Autopsy to learn if Paris Orly airport attacker was under the influence of alcohol or drugs

Updated March 20, 2017 01:47:06

French officials are conducting an autopsy to determine whether a suspected Islamic extremist was drunk or high on drugs when he took a soldier hostage at Orly Airport in Paris and was shot dead by her fellow patrolmen.

Key points:

  • Suspect was seen at a bar before the airport attack
  • The 39-year-old had a long criminal record related to drugs and robberies
  • Police found cocaine in his apartment

Ziyed Ben Belgacem stopped at a bar early on Saturday morning, around four hours before he first fired birdshot at traffic police.

Ninety minutes later, he attacked the military patrol at Orly, causing panic and the shutdown of the city's second-biggest airport.

Paris prosecutor Francois Molins said the man, named as 39-year-old Ziyed Ben Belgacem, had shouted he was there to "die for Allah" when he tried to seize the gun from an air force member.

"With a pistol in his right hand and a bag over his shoulder, he grabbed [the soldier] with his left arm, made her move backward by three to four metres, positioning her as a shield, and pointed his revolver at her forehead," he said.

After throwing down a bag containing a can of petrol and putting an air pistol to the head of the soldier, he was shot three times by her colleagues.

The prosecutor's office said blood samples taken during Sunday's autopsy were to be screened for drugs and alcohol.

Mr Molins said a subsequent police search of Belgacem's apartment found cocaine.

Witness describes seeing Orly airport attacker Video: Witness describes seeing Orly airport attacker (ABC News)

The 39-year-old Frenchman had a long criminal record, with multiple jail terms for drugs and robbery offences.

Mr Molins said Belgacem was out on bail, banned from leaving France and obliged to report regularly to police, having been handed preliminary charges for robberies in 2016.

He was also flagged as having been radicalised during a spell in detention from 2011–2012.

His house was among scores searched in November 2015 in the immediate aftermath of suicide bomb-and-gun attacks that killed 130 people in Paris.

Suspect's father released from custody

Prosecutors said Belgacem's father had been released from police custody on Saturday night, but his brother and a cousin were still being questioned.

Mr Molins said Belgacem had called his father and brother early on Saturday morning, minutes after he fired birdshot at a police traffic patrol, injuring an officer in the face, to say that he had made a stupid mistake.

In an interview on Sunday with French radio station Europe 1, a man identified as the suspect's father said Belgacem drank alcohol and was not a practising Muslim.

"My son was never a terrorist.

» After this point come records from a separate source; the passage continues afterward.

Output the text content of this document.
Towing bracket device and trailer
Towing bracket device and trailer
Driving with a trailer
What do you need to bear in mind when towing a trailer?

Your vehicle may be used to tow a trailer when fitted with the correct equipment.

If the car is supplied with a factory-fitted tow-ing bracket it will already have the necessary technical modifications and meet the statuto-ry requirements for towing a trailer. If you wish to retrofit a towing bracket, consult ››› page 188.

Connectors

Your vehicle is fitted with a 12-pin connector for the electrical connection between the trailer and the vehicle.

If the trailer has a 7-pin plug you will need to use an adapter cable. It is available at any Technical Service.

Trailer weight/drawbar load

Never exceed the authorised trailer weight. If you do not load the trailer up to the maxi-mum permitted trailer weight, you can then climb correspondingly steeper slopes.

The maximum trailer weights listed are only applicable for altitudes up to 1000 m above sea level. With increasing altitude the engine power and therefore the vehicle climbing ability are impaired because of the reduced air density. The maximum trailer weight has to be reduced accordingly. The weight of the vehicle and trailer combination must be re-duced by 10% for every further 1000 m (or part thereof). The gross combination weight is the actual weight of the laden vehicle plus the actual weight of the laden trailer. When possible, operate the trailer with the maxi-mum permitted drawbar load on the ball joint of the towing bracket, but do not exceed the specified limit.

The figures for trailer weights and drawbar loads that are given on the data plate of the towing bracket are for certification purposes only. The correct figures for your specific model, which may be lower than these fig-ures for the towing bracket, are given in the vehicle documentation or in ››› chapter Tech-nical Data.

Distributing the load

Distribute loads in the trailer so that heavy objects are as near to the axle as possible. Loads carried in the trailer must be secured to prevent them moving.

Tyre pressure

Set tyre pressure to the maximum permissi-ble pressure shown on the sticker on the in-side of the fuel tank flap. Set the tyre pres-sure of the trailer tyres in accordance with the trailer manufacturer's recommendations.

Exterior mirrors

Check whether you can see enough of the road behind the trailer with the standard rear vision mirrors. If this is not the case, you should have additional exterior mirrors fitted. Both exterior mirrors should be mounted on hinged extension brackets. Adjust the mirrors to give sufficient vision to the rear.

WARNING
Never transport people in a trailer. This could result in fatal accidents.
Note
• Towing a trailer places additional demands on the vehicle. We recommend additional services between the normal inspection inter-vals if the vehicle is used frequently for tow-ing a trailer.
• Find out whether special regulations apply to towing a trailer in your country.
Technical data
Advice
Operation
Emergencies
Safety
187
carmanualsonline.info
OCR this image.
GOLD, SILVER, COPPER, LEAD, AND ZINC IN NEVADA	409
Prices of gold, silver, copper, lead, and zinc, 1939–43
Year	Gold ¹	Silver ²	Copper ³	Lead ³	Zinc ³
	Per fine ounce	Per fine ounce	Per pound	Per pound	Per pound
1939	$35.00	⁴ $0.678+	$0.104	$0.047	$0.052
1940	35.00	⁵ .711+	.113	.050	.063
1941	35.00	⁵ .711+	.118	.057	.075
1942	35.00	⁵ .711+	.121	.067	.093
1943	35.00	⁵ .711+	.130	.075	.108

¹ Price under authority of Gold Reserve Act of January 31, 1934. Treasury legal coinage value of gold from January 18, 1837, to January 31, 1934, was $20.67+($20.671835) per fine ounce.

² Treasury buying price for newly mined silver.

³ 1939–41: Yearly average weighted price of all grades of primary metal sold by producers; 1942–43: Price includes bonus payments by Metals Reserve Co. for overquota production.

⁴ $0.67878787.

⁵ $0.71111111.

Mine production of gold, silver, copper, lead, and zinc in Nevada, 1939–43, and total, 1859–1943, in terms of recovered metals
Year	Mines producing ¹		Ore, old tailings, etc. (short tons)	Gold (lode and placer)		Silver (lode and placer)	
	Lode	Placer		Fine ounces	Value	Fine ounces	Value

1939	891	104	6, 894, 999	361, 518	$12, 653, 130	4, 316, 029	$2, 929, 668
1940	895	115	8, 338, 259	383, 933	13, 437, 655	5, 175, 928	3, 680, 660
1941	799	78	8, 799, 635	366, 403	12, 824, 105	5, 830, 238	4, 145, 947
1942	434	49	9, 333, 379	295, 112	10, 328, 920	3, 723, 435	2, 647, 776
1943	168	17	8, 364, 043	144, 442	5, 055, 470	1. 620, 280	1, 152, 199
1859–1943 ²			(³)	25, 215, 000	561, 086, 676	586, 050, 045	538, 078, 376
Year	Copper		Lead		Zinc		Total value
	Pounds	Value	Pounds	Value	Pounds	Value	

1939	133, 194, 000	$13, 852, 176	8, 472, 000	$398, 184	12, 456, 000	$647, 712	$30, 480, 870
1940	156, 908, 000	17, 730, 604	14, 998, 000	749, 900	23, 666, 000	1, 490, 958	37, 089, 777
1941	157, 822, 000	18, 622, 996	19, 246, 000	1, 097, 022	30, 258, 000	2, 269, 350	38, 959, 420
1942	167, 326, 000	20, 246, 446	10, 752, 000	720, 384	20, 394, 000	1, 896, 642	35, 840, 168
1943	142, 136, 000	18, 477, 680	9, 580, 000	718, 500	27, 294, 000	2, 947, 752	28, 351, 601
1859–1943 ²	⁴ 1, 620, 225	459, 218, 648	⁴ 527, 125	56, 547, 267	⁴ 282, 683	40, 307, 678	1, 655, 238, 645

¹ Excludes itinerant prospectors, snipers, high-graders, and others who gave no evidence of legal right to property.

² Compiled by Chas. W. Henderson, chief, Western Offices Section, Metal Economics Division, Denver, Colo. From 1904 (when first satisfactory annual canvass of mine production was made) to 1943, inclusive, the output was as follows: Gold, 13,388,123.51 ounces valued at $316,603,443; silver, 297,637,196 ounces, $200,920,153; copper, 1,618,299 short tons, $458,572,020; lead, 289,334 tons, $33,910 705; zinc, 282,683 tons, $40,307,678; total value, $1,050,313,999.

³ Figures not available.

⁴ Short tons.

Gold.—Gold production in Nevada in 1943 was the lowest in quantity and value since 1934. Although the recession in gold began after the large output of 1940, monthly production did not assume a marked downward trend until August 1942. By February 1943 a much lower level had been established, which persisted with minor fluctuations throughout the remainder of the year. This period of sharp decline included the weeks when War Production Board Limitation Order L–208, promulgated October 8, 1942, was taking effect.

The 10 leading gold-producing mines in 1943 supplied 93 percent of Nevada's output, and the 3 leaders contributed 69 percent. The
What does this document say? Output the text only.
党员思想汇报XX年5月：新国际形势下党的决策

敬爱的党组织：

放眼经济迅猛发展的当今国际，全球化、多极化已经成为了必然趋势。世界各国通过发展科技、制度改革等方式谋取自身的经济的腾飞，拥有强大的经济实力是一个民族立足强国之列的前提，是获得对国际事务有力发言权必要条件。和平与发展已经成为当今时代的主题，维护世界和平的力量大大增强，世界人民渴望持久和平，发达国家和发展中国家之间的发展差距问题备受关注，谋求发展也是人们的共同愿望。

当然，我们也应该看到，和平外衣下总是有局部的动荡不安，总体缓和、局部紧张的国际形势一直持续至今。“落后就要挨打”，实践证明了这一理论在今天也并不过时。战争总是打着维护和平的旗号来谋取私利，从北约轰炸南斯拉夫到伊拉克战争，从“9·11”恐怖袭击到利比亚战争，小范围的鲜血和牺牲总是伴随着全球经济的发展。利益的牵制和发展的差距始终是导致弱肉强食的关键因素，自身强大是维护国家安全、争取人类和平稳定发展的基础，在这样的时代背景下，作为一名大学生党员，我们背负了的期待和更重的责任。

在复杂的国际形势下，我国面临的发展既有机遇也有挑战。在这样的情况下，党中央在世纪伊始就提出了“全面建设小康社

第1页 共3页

He never attended prayer. He drank. But under the effects of alcohol and cannabis, this is where one ends up," the man said.

Europe 1 did not give the father's name.

"He was extremely angry, even his mother couldn't understand him," the man told Europe 1.

"He told me, 'I ask for your forgiveness, I've screwed up with a gendarme'."

Saturday's attack forced both of the airport's terminals to shut down and evacuate, sent passengers and workers fleeing in panic and trapped hundreds of others aboard flights that had just landed.

It was the violent climax of what authorities described as a 90-minute spree of destructive criminality across Paris by the suspect.

The fearsome drama that caused no injuries aside from the lightly wounded traffic police officer further rattled France, which remains under a state of emergency after attacks in the past two years that have killed 235 people.